Fortunately, there was one French General to whom the appeal was not made in vain. This was General d'Amade, who, at that time, was guarding the line in the northwest of France from Dunkerque to Valenciennes. To hold this very important eighty miles of front all the troops he had were four divisions of somewhat ill-equipped Territorials, with very few guns. It must be remembered that the French Territorial is past his prime and, as a rule, is the father of a family, and considers his fighting days over.

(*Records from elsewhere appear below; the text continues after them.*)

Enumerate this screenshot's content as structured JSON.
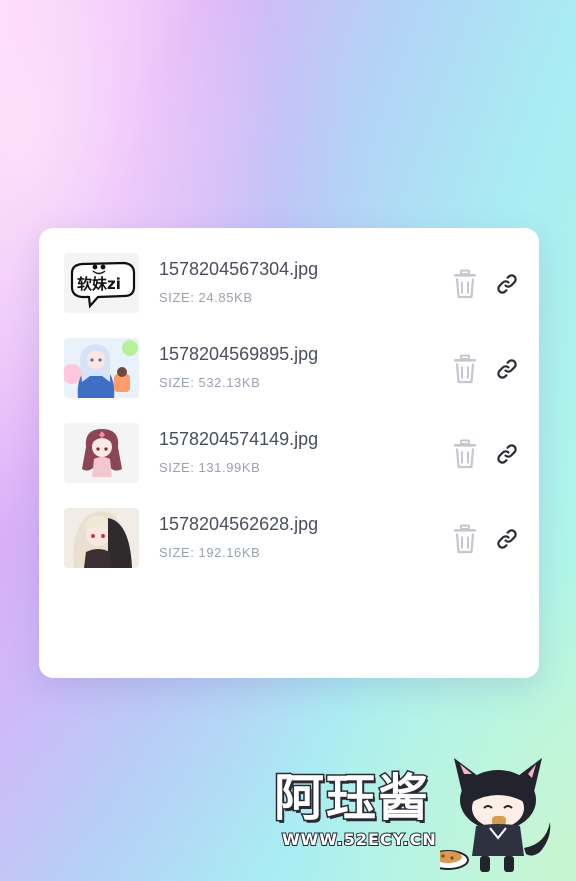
{
  "files": [
    {
      "name": "1578204567304.jpg",
      "size": "24.85KB",
      "thumb": "soft-text-sticker"
    },
    {
      "name": "1578204569895.jpg",
      "size": "532.13KB",
      "thumb": "anime-girl-blue"
    },
    {
      "name": "1578204574149.jpg",
      "size": "131.99KB",
      "thumb": "chibi-girl"
    },
    {
      "name": "1578204562628.jpg",
      "size": "192.16KB",
      "thumb": "anime-girl-pale"
    }
  ],
  "size_label": "SIZE:",
  "thumb_text": "软妹zi",
  "actions": {
    "delete_icon": "trash-icon",
    "link_icon": "link-icon"
  },
  "watermark": {
    "title": "阿珏酱",
    "url": "WWW.52ECY.CN"
  },
  "colors": {
    "card": "#ffffff",
    "filename": "#4a4f5c",
    "size": "#9aa1b0",
    "trash": "#c4c7ce",
    "link": "#2b2b33"
  }
}
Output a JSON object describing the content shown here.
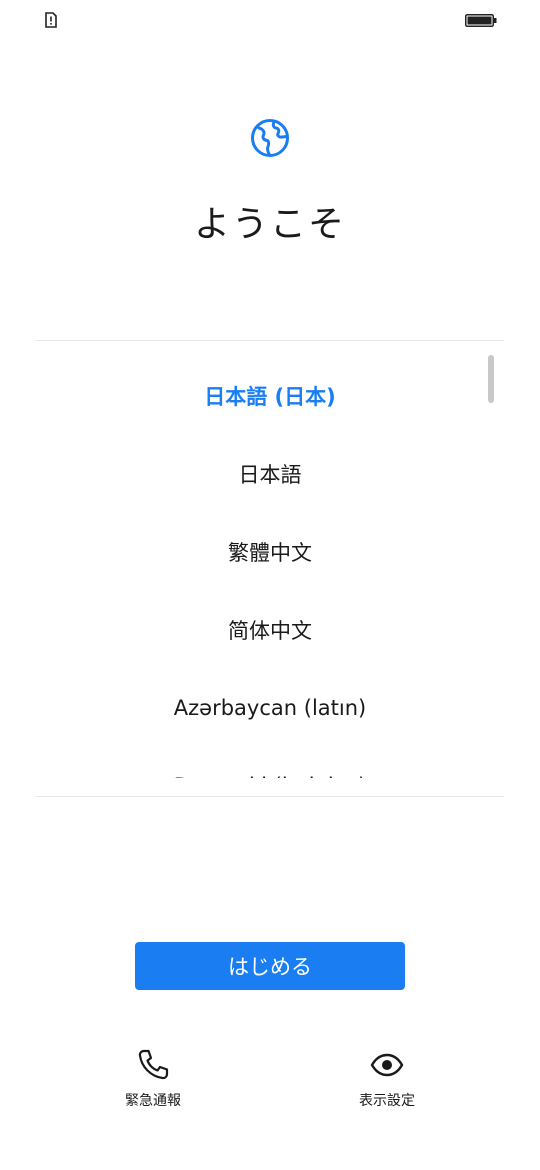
{
  "status_bar": {
    "icons": [
      "sim-alert-icon",
      "battery-icon"
    ]
  },
  "header": {
    "icon": "globe-icon",
    "title": "ようこそ"
  },
  "language_picker": {
    "selected": "日本語 (日本)",
    "items": [
      "日本語 (日本)",
      "日本語",
      "繁體中文",
      "简体中文",
      "Azərbaycan (latın)",
      "Bosanski (latinica)"
    ]
  },
  "start_button": {
    "label": "はじめる"
  },
  "bottom_actions": {
    "emergency": {
      "label": "緊急通報",
      "icon": "phone-icon"
    },
    "display": {
      "label": "表示設定",
      "icon": "eye-icon"
    }
  },
  "colors": {
    "accent": "#1a7ef2",
    "text": "#1a1a1a",
    "divider": "#e6e6e6"
  }
}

It can well be imagined, therefore, what an anxious time General d'Amade had during those fateful days from the 19th to the 28th August, 1914, when at any moment the German avalanche might burst upon him. On the 24th August his force was strengthened by two Reserve Divisions (the 61st and 62nd), which only arrived in the nick of time, for with these he was able to do something in answer to General French's despairing appeal. General d'Amade maneuvered these two Reserve Divisions into a position which seriously threatened von Kluck's flank. That 'hacking' General, not knowing the strength of General d'Amade's menacing force, became anxious for his right flank and communications, so turned aside from his pursuit of the British and proceeded to crush the French. These two divisions put up such an heroic fight and offered such a stubborn resistance to the German horde that it took the pressure off our sorely stricken men, enabling them to extricate themselves and retire, broken, exhausted, tired, crushed, it is true, but still to retire to safety, where they were able to reorganise and take ample vengeance on the Germans a few days later.

General d'Amade lost practically his entire force, but he had gained something very precious; he had saved our army from destruction, and what is more, he had saved the honour of France—nay, even France itself, for if the French generals had stood idly by and allowed our Expeditionary Force to be wiped out of existence, I think it is more than likely that France might have prayed in vain for any further assistance, in troops at all events, from England.

All honour, therefore, to the General who, without hesitation, with just two Reserve Divisions, took the shock of the German legions and sacrificed himself and his troops rather than see the honour of France go down in the dust. Politicians may recommend the bestowal of honours and decorations on their favourite Generals, but General d'Amade deserves more than this, he deserves a tribute from the British people. He made a magnificent sacrifice in our cause, and if ever in the history of the world a general deserved a sword of honour from a nation, General d'Amade deserves one from England.”